Samsung Heavy Industries has likewise significantly scaled down its China operations. In September 2021, the company announced the closure of its Ningbo subsidiary in Zhejiang Province, citing declining productivity due to aging facilities. Established in 1995, the Ningbo entity was Samsung Heavy Industries’ first investment in China and the country’s first foreign-invested shipbuilder following economic reforms. The shipyard, spanning 787,000 square meters, had an annual production capacity of 300,000 tons and was the only facility in China capable of producing ultra-large vessels exceeding 3,000 tons, generating export revenues exceeding $200 million annually.

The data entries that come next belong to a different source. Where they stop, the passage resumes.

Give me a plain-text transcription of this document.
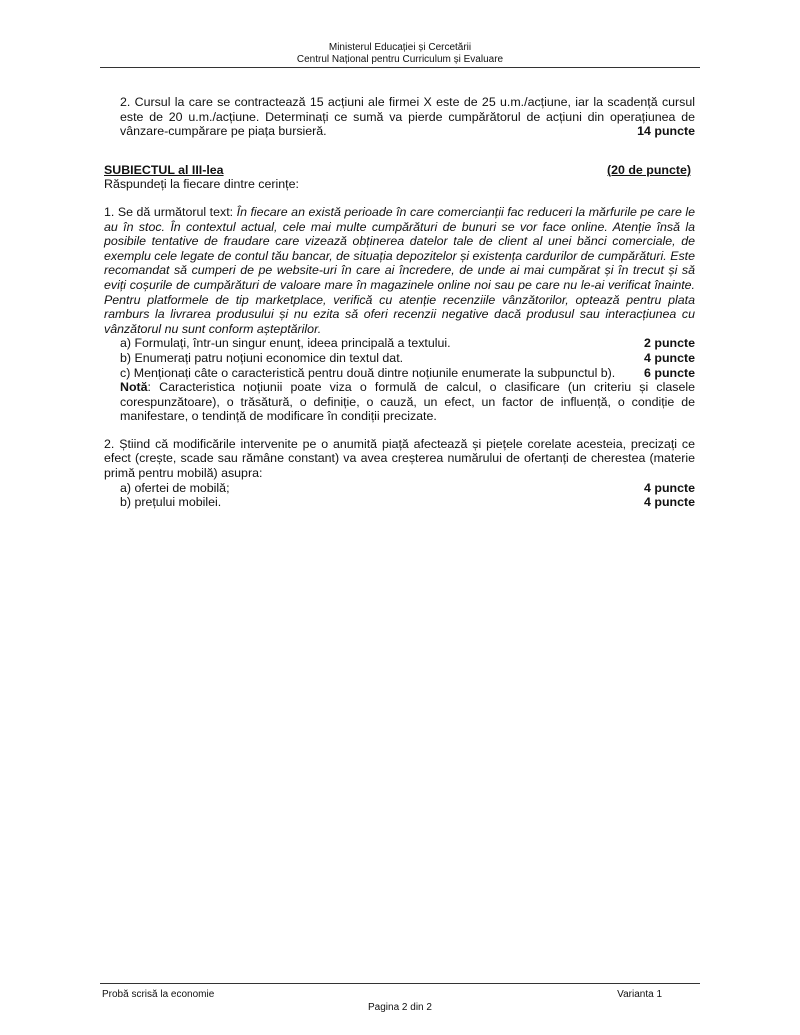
Ministerul Educației și Cercetării
Centrul Național pentru Curriculum și Evaluare
2. Cursul la care se contractează 15 acțiuni ale firmei X este de 25 u.m./acțiune, iar la scadență cursul este de 20 u.m./acțiune. Determinați ce sumă va pierde cumpărătorul de acțiuni din operațiunea de vânzare-cumpărare pe piața bursieră.	14 puncte
SUBIECTUL al III-lea	(20 de puncte)
Răspundeți la fiecare dintre cerințe:
1. Se dă următorul text: În fiecare an există perioade în care comercianții fac reduceri la mărfurile pe care le au în stoc. În contextul actual, cele mai multe cumpărături de bunuri se vor face online. Atenție însă la posibile tentative de fraudare care vizează obținerea datelor tale de client al unei bănci comerciale, de exemplu cele legate de contul tău bancar, de situația depozitelor și existența cardurilor de cumpărături. Este recomandat să cumperi de pe website-uri în care ai încredere, de unde ai mai cumpărat și în trecut și să eviți coșurile de cumpărături de valoare mare în magazinele online noi sau pe care nu le-ai verificat înainte. Pentru platformele de tip marketplace, verifică cu atenție recenziile vânzătorilor, optează pentru plata ramburs la livrarea produsului și nu ezita să oferi recenzii negative dacă produsul sau interacțiunea cu vânzătorul nu sunt conform așteptărilor.
a) Formulați, într-un singur enunț, ideea principală a textului.	2 puncte
b) Enumerați patru noțiuni economice din textul dat.	4 puncte
c) Menționați câte o caracteristică pentru două dintre noțiunile enumerate la subpunctul b).	6 puncte
Notă: Caracteristica noțiunii poate viza o formulă de calcul, o clasificare (un criteriu și clasele corespunzătoare), o trăsătură, o definiție, o cauză, un efect, un factor de influență, o condiție de manifestare, o tendință de modificare în condiții precizate.
2. Știind că modificările intervenite pe o anumită piață afectează și piețele corelate acesteia, precizați ce efect (crește, scade sau rămâne constant) va avea creșterea numărului de ofertanți de cherestea (materie primă pentru mobilă) asupra:
a) ofertei de mobilă;	4 puncte
b) prețului mobilei.	4 puncte
Probă scrisă la economie	Varianta 1
Pagina 2 din 2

At the time of the closure decision, most local employees were mid-career workers around their 40s, many with over 10 to 20 years of service, making reemployment particularly challenging. Following the announcement, workers staged strong protests demanding adequate financial compensation. They demonstrated during the day, calling for job security and opposing the shutdown, and continued protests and strikes overnight on the premises. Despite the resistance, Samsung Heavy Industries proceeded with the closure, completing liquidation procedures in the first half of 2023. The labor dispute has since been viewed as a representative case illustrating the social costs associated with overseas withdrawal decisions.